Most studies and some guidelines define AHI ≥ 15 events per hour of sleep as suggestive of the disease, and this is the cut-off selected for the main analyses. In addition, identified studies used a wide range of cut-offs in the reference method to define sleep apnea (including 5, 10, 15, 20, 30, and 40 events per hour of sleep). As a sensitivity analysis, the reviewers decided to summarize studies also according to the 10 and the 20 events per hour of sleep cut-offs; the other cut-offs were excluded because data was sparse. It is worth noting that, in this case, the exploration of the alternative cut-offs did not affect the results or conclusions of the systematic review, but did require substantial time and effort.

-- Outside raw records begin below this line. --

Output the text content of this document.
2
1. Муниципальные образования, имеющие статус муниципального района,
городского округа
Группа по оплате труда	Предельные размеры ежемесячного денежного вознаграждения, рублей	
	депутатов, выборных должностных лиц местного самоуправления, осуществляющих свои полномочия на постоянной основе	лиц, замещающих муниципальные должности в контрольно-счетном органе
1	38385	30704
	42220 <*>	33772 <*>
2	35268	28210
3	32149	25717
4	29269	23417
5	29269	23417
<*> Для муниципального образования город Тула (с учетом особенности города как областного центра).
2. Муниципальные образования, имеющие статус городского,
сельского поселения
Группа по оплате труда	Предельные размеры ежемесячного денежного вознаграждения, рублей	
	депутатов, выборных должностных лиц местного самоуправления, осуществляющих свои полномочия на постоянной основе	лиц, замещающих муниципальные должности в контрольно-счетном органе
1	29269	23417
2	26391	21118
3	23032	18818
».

Deciding How to Summarize the Findings of Individual Studies and How to Present Findings
The reviewers calculated “naïve” estimates of sensitivity and specificity of portable monitors, and qualified their interpretation (option 3). They also performed complementary analyses outside the classical paradigm for evaluating test performance to describe the concordance of measurements with portable monitors (“index” test) and facility-based polysomnography (“reference” test; this is option 2 ).
Qualitative Analyses of “Naïve” Sensitivity and Specificity Estimates
The reviewers depicted graphs of the “naïve” estimates of sensitivity and specificity in the ROC space (see Fig. 3). These graphs suggest a high “sensitivity” and “specificity” of portable monitors to diagnose AHI ≥ 15 events per hour with facility-based polysomnography. However, it is very difficult to interpret these high values. First, there is considerable night-to-night variability in the measured AHI, as well as substantial between-rater and between-lab variability. Second, it is not easy to deduce whether the “naïve” estimates of “sensitivity” and “specificity” are underestimates or overestimates compared to the unknown “true” sensitivity and specificity to identify “sleep apnea.”
The systematic reviewers suggested that a better answer would be obtained by studies that perform a clinical validation of portable monitors (i.e., their ability to predict patients’ history, risk propensity, or clinical profile—this would be option 1) and identified this as a gap in the pertinent literature.
Qualitative Assessment of the Concordance Between Measurement Methods
The systematic reviewers decided to summarize Bland–Altman type analyses to obtain information on whether facility-based polysomnography and portable monitors agree well enough to be used interchangeably. For studies that did not report Bland–Altman plots, the systematic reviewers performed these analyses using patient-level data from each study, extracted by digitizing plots. An example is shown in Figure 4. The graph plots the differences between the two measurements against their average (which is the best estimate of the true unobserved value). An important piece of information from such analyses is the range of values defined by the 95 percent limits of agreement (i.e., the region in which 95 % of the differences are expected to fall). When the 95 % limits of agreement are very broad, the agreement is suboptimal (Fig. 4).
Figure 5 summarizes such plots across several studies. For each study, it shows the mean difference in the two measurements (mean bias) and the 95 % limits of agreement. The qualitative conclusion is that the 95 % limits of agreement are very wide in most studies, suggesting great variability in the measurements with the two methods.
Thus, AHI measurements with the two methods generally agree on who has 15 or more events per hour of sleep (which is a low AHI). They disagree on the exact measurement among people who have larger measurements on average: One method may calculate 20 and the other 50 events per hour of sleep for the same person. The two methods are expected to disagree on who has AHI for those with >20, >30, or >40 events per hour.